Like an inspecting general you walk along a line of rabbits, daughter to mother to grandmother back and back through thousands of generations. Change would be so gradual as to be imperceptible like the movement of the hour hand of a watch but eventually we would reach ancestors that are less rabbit like and perhaps more shrew like. Then at some point we reach a hairpin and begin to move forward in time along a separate branch of the tree of life choosing left and right forks in the road until we arrive at a modern leopard.
We could have chosen other directions at every junction and taken a path to any other modern species. At no point in our journey would we notice any changes from one generation to the next. We could choose any two species and do the same thing. This is no mere thought experiment it is exactly what evolution tells us has happened. It is also as far removed from essentialism as it would is possible to conceive.
Hopefully it is also now clear why questions like "if we evolved from chimps why are there still chimps" is so frustrating.
Dawkins observes that psychologists studying the development of language tell us that children are natural essentialists. Maybe they have to be as their developing minds divide their world into discreet categories.
Before summarising the remainder of chapter 2 I would like to illustrate the natural tendency of children towards an essentialist view of the world.
I witnessed an extreme illustration of essentialism when we took our daughter on a visit to Edinburgh zoo when she a little more than a year old. She had evidently fathomed out two models that helped her make sense of the whole animal kingdom "duck" and "cow".
As we wheeled her around the zoo she pointed excitedly at every creature and announced them to be either a duck or a cow. Flamingos, eagles emus etc were all "ducks" every quadruped was proudly declared to be a "cow". Nothing apparently failed to fit into her wonderfully simple world and she looked perpetually pleased with herself for having fathomed out the entire world of zoology at such a tender age.
After lunch we made it to the enclosures near the top of Corstorphine hill.
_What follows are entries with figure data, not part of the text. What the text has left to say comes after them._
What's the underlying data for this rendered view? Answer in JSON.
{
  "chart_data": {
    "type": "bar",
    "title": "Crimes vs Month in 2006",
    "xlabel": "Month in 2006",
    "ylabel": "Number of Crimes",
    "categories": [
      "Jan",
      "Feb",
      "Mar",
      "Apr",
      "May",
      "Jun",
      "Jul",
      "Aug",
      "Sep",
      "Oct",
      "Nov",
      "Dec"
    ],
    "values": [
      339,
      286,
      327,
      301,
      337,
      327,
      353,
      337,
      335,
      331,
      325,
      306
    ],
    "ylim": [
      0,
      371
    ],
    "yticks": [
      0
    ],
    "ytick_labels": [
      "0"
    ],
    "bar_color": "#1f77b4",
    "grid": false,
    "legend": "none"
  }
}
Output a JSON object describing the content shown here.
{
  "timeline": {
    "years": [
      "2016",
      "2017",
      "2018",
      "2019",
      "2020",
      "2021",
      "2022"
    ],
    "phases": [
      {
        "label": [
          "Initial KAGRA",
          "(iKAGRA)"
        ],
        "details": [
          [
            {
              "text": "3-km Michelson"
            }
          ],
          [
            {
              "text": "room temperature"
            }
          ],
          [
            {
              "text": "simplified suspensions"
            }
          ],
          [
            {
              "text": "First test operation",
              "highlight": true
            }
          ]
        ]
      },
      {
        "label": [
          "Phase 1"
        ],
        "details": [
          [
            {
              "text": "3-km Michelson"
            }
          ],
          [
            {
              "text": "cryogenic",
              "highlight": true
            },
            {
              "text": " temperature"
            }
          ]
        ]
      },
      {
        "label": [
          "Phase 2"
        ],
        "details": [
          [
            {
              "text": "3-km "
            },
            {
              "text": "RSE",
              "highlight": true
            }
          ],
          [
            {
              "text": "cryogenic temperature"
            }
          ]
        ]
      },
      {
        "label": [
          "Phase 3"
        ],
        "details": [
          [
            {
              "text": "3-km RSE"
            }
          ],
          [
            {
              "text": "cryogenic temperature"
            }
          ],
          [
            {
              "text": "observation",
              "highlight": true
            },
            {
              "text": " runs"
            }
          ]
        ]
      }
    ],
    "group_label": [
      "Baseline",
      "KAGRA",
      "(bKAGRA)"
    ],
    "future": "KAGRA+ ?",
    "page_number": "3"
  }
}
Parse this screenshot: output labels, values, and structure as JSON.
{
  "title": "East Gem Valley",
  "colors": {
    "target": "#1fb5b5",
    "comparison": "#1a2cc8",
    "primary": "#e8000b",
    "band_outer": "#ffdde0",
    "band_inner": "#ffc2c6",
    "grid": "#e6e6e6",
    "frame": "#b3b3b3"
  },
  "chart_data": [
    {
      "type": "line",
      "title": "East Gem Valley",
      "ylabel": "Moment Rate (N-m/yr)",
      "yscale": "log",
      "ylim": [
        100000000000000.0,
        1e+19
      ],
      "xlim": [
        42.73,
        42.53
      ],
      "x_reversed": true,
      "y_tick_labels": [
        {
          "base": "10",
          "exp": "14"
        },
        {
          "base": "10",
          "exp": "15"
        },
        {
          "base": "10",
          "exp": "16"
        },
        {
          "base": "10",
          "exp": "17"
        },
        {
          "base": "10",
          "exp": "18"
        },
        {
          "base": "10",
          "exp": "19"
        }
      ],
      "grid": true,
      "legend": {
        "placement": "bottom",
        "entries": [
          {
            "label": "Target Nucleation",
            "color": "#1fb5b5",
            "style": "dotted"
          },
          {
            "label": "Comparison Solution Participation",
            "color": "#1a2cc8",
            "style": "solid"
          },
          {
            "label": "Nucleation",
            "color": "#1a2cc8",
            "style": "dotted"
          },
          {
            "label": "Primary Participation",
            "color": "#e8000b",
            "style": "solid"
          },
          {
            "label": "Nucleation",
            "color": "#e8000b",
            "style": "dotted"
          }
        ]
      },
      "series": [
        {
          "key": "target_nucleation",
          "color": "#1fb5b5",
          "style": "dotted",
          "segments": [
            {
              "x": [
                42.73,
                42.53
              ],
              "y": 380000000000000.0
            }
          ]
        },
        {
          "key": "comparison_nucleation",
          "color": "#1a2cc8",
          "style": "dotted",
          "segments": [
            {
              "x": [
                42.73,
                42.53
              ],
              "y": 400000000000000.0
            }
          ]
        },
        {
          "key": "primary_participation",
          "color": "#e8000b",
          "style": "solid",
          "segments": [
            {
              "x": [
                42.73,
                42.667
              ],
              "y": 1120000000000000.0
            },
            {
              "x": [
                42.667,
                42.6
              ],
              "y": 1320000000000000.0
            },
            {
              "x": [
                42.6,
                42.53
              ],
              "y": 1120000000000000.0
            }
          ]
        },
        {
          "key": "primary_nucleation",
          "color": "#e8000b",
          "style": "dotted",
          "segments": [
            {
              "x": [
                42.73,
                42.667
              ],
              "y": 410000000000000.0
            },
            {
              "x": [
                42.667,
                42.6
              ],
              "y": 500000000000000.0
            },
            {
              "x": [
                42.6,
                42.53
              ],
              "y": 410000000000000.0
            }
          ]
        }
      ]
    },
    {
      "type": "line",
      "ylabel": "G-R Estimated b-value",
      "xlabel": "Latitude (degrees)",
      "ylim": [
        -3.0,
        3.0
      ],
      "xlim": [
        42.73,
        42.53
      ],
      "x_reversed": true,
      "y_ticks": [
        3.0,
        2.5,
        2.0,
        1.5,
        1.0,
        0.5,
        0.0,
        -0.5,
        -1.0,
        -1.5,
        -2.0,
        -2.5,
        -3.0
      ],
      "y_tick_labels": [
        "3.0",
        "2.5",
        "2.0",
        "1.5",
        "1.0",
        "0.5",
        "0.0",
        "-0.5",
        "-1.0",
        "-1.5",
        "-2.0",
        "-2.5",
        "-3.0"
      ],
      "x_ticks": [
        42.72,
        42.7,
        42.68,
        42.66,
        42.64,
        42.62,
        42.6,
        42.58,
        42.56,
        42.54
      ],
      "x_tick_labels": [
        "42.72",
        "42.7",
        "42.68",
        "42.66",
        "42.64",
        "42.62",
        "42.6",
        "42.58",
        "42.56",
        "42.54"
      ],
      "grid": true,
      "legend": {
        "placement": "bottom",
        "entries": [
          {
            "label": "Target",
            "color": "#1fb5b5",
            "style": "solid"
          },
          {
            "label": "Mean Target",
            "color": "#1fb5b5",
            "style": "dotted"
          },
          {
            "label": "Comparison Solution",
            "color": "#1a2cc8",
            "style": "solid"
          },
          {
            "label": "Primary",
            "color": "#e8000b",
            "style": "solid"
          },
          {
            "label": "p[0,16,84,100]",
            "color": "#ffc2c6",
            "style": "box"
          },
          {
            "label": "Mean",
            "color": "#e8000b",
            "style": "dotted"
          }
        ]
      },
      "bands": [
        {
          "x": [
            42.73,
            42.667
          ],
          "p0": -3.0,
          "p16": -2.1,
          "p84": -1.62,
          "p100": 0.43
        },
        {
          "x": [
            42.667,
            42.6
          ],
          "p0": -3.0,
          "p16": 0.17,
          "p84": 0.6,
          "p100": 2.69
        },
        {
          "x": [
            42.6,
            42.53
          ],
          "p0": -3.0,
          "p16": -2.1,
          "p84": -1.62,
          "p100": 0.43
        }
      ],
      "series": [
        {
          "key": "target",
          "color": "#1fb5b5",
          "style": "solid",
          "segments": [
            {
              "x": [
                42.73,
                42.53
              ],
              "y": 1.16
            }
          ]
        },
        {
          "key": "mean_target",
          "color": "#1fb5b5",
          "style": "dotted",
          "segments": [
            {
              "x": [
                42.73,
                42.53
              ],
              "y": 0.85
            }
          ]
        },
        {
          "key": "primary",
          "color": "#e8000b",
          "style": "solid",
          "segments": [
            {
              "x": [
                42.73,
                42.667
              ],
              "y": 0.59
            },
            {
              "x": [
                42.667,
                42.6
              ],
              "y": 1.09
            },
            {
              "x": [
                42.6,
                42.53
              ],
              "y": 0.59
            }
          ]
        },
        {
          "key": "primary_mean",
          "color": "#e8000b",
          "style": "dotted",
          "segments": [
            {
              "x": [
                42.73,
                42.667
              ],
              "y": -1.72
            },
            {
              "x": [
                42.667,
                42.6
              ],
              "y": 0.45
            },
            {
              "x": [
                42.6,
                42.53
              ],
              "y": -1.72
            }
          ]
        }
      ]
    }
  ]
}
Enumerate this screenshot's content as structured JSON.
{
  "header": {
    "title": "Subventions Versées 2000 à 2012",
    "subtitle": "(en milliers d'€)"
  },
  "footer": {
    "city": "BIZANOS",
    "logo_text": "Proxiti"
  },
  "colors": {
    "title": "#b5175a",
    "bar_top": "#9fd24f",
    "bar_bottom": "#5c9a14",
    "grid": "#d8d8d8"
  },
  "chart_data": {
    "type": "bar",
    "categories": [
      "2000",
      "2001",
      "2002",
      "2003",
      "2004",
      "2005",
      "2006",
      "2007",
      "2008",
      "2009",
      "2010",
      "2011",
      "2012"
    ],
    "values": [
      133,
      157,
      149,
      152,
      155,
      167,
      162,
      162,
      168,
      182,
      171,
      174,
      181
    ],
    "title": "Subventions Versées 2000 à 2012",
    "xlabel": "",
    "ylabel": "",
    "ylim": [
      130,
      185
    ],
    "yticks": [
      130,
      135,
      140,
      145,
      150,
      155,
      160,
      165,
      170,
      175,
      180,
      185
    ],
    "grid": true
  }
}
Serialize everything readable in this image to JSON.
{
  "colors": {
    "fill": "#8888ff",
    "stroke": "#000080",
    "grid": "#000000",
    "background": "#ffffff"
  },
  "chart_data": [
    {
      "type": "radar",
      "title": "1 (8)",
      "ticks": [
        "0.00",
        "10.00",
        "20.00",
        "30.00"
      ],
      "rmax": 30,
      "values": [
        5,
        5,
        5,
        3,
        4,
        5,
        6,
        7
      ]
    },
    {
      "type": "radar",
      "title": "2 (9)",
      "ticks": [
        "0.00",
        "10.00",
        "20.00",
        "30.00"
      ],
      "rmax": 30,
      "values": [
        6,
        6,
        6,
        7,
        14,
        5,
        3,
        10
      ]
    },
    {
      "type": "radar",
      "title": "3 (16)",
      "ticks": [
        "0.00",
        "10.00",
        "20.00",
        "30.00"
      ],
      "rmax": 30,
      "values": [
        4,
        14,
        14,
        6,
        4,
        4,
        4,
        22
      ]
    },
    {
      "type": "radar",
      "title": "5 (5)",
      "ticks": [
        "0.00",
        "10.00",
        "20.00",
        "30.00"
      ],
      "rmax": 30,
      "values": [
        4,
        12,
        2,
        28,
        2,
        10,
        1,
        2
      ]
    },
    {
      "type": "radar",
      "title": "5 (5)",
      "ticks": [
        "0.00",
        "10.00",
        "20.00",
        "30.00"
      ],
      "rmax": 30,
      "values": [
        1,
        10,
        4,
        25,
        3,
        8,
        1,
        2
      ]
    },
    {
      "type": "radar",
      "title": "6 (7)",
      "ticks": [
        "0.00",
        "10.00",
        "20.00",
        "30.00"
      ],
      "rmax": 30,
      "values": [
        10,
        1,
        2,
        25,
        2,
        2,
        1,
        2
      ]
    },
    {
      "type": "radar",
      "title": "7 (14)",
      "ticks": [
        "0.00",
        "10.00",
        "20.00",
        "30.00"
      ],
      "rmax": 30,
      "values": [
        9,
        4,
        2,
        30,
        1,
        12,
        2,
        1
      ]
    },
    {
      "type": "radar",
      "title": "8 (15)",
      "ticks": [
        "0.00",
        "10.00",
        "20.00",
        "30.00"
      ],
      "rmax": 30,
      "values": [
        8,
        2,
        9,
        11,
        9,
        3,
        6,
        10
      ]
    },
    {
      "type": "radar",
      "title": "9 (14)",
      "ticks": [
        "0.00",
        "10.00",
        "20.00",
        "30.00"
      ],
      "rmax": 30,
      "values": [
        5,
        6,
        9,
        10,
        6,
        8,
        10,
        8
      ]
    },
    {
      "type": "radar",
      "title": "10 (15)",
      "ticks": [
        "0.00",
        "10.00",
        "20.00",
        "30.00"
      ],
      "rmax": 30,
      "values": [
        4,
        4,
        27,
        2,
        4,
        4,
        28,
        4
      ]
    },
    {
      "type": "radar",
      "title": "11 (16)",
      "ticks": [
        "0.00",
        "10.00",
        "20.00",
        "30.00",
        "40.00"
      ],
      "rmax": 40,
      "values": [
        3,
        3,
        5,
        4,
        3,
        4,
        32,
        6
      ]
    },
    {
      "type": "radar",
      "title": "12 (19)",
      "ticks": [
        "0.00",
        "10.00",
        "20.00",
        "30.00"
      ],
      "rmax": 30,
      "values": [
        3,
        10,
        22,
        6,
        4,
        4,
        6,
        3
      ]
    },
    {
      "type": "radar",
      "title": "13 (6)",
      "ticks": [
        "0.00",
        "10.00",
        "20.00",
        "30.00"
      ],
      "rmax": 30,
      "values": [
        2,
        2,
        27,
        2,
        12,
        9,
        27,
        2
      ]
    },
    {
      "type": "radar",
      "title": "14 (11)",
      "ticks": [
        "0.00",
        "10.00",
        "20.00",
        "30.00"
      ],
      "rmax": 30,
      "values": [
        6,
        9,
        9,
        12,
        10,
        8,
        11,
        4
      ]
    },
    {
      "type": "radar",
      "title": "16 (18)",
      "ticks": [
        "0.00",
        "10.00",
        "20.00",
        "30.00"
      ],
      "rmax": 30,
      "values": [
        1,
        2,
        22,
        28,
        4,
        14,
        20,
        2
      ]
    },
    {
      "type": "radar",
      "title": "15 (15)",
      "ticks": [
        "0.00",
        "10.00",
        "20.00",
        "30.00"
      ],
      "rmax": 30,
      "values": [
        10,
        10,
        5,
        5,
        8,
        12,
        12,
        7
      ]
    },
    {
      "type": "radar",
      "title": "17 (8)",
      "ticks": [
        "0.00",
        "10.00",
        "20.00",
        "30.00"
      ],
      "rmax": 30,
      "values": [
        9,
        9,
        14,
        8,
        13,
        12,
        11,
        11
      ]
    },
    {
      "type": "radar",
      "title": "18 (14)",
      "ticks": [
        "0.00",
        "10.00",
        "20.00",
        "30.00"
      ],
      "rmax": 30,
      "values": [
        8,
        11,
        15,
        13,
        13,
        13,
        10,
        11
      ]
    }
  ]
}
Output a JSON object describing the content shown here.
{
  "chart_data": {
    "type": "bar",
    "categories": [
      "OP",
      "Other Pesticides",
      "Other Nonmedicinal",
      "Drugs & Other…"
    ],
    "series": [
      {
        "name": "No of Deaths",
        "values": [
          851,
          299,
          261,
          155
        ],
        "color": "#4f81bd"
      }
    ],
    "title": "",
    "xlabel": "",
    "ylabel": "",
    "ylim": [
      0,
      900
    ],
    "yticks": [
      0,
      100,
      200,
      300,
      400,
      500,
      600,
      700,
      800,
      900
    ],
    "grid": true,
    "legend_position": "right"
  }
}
The Penguins came out for their afternoon walk and as they waddled by she mentally ticked of each individual as "duck", "duck", "duck"..... As they went back to their pond, not without stealing a few sandwiches from unsuspecting visitors bags, we turned around to see the giraffes emerging from their house. She stared open mouthed as she looked up and up and up at these four-legged giants that just would not fit into her simple "two creature" model of the world. The word "cow" seemed to stick in her throat; it was a moment of epiphany. A light went on in her head and all our travelling and patience suddenly bore fruit. Her world had changed.
Creationists have just a slightly bigger "duck - cow" view of the world.
In Darwin’s day the word “essentialism” had not been invented but the phrase “the immutability of species” was the received wisdom of the day. It was domestication that proved to be his strongest case against immutability and this occupies the remainder of chapter 2.